Abstract
A reliable transport protocol with prediction mechanism for urgent information (PMUI) in WSNs is proposed. With PMUI, which is based on RTP-UI, the congestion control mechanism is improved, and the priority control and prediction mechanisms are adopted by taking the current queue length with change rate and expected queue length with remaining length together into consideration. The congestion status of current queue is analyzed and the changing trend of the next cycle of the queue is predicted as well. In order to evaluate the degree of congestion, state machine is adopted. Working states of WSNs are classified into eight states in accordance with different degrees of congestion. According to the change rate of a queue and the expected change rate of a queue, different rate adjustment mechanisms and bandwidth allocation schemes based on different working states are developed. Simulation results show that PMUI is lower than RTP-UI in both packet loss rate and the average delay for reliable transmission of urgent information.
1. Introduction
A wireless sensor network (WSN) consists of numerous sensor nodes. These sensor nodes are self-organized by wireless communication and transfer surrounding environmental data to observers. Due to characteristics including low cost, robustness, and survivability, sensor nodes can be deployed densely in large-scale areas [1, 2]. Although a WSN is designed to collect data when an emergency occurs within the monitoring region, sensor nodes may still suffer from some problems incited by the rapid increase of data throughout. The problems include congestion, increase of network transmission delay, and decrease of network throughput, which are not conducive to transfer data timely and reliably [3]. Thus, congestion control mechanism is also in great need to ensure timely and reliable data transmission in WSNs.
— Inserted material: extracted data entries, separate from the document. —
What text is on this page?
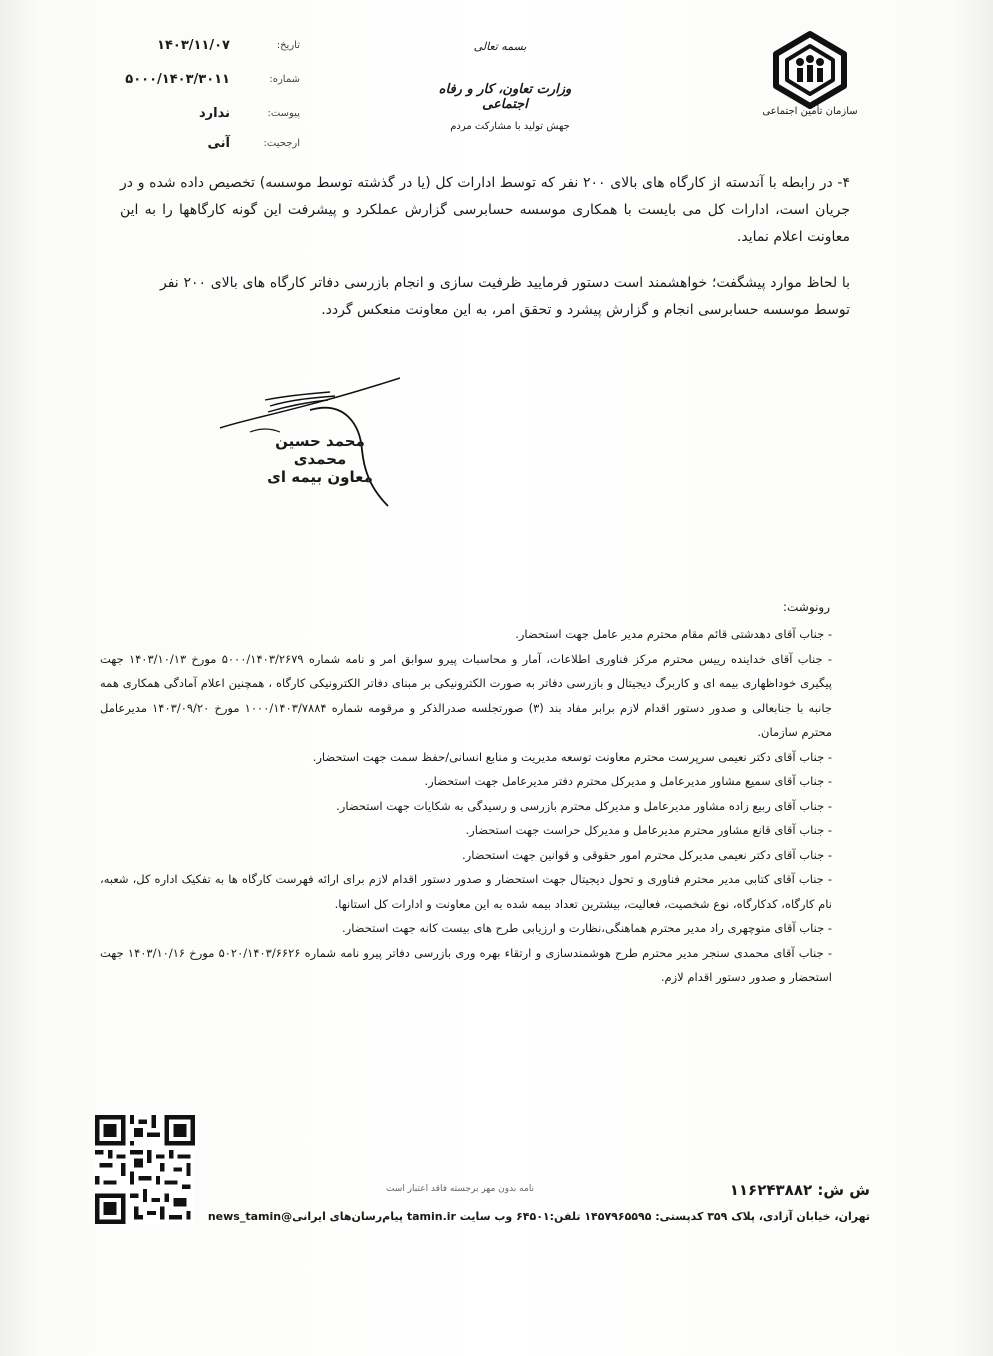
سازمان تأمین اجتماعی
بسمه تعالی
وزارت تعاون، کار و رفاه اجتماعی
جهش تولید با مشارکت مردم
تاریخ:
۱۴۰۳/۱۱/۰۷
شماره:
۵۰۰۰/۱۴۰۳/۳۰۱۱
پیوست:
ندارد
ارجحیت:
آنی
۴- در رابطه با آندسته از کارگاه های بالای ۲۰۰ نفر که توسط ادارات کل (یا در گذشته توسط موسسه) تخصیص داده شده و در جریان است، ادارات کل می بایست با همکاری موسسه حسابرسی گزارش عملکرد و پیشرفت این گونه کارگاهها را به این معاونت اعلام نماید.
با لحاظ موارد پیشگفت؛ خواهشمند است دستور فرمایید ظرفیت سازی و انجام بازرسی دفاتر کارگاه های بالای ۲۰۰ نفر توسط موسسه حسابرسی انجام و گزارش پیشرد و تحقق امر، به این معاونت منعکس گردد.
محمد حسین محمدی
معاون بیمه ای
رونوشت:
- جناب آقای دهدشتی قائم مقام محترم مدیر عامل جهت استحضار.
- جناب آقای خداینده رییس محترم مرکز فناوری اطلاعات، آمار و محاسبات پیرو سوابق امر و نامه شماره ۵۰۰۰/۱۴۰۳/۲۶۷۹ مورخ ۱۴۰۳/۱۰/۱۳ جهت پیگیری خوداظهاری بیمه ای و کاربرگ دیجیتال و بازرسی دفاتر به صورت الکترونیکی بر مبنای دفاتر الکترونیکی کارگاه ، همچنین اعلام آمادگی همکاری همه جانبه با جنابعالی و صدور دستور اقدام لازم برابر مفاد بند (۳) صورتجلسه صدرالذکر و مرقومه شماره ۱۰۰۰/۱۴۰۳/۷۸۸۴ مورخ ۱۴۰۳/۰۹/۲۰ مدیرعامل محترم سازمان.
- جناب آقای دکتر نعیمی سرپرست محترم معاونت توسعه مدیریت و منابع انسانی/حفظ سمت جهت استحضار.
- جناب آقای سمیع مشاور مدیرعامل و مدیرکل محترم دفتر مدیرعامل جهت استحضار.
- جناب آقای ربیع زاده مشاور مدیرعامل و مدیرکل محترم بازرسی و رسیدگی به شکایات جهت استحضار.
- جناب آقای قانع مشاور محترم مدیرعامل و مدیرکل حراست جهت استحضار.
- جناب آقای دکتر نعیمی مدیرکل محترم امور حقوقی و قوانین جهت استحضار.
- جناب آقای کتابی مدیر محترم فناوری و تحول دیجیتال جهت استحضار و صدور دستور اقدام لازم برای ارائه فهرست کارگاه ها به تفکیک اداره کل، شعبه، نام کارگاه، کدکارگاه، نوع شخصیت، فعالیت، بیشترین تعداد بیمه شده به این معاونت و ادارات کل استانها.
- جناب آقای منوچهری راد مدیر محترم هماهنگی،نظارت و ارزیابی طرح های بیست کانه جهت استحضار.
- جناب آقای محمدی سنجر مدیر محترم طرح هوشمندسازی و ارتقاء بهره وری بازرسی دفاتر پیرو نامه شماره ۵۰۲۰/۱۴۰۳/۶۶۲۶ مورخ ۱۴۰۳/۱۰/۱۶ جهت استحضار و صدور دستور اقدام لازم.
ش ش: ۱۱۶۲۴۳۸۸۲
نامه بدون مهر برجسته فاقد اعتبار است
تهران، خیابان آزادی، پلاک ۳۵۹ کدپستی: ۱۴۵۷۹۶۵۵۹۵ تلفن:۶۴۵۰۱ وب سایت tamin.ir پیام‌رسان‌های ایرانی@news_tamin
Currently, there are mainly two issues dealing with congestion detection and rate adjustment in congestion control mechanisms [4, 5]. Channel load [6, 7], length of buffer queue [8], the ratio of node service rate and arrival rate [9], and so forth, are adopted as criterion of congestion detection in most research studies. Such detection mechanisms not only fail to reflect the possibility of overflow of the node queue length timely and accurately but also ignore that the occurrence of congestion is a continuous gradual process. In addition, in rate adjustment phase, mostly the original rate [10, 11] is adjusted to defer or reduce the amount of data flow into the network, so as to achieve the purpose of reducing congestion in traditional congestion control mechanisms. As these congestion control mechanisms cannot model the process of event that occurs realistically, they cannot guarantee timely and reliable transmission of emergency information.
PCCP [6] is a typical protocol based on priority control. In this protocol, each node is assigned with a priority, and arrival time of interactive packet in a queue is calculated to detect congestion. Rate adjustment is conducted according to the priority of each node. The deficiency of PCCP is that diverse needs of reliable data are not taken into account although the priority mechanism is adopted [12].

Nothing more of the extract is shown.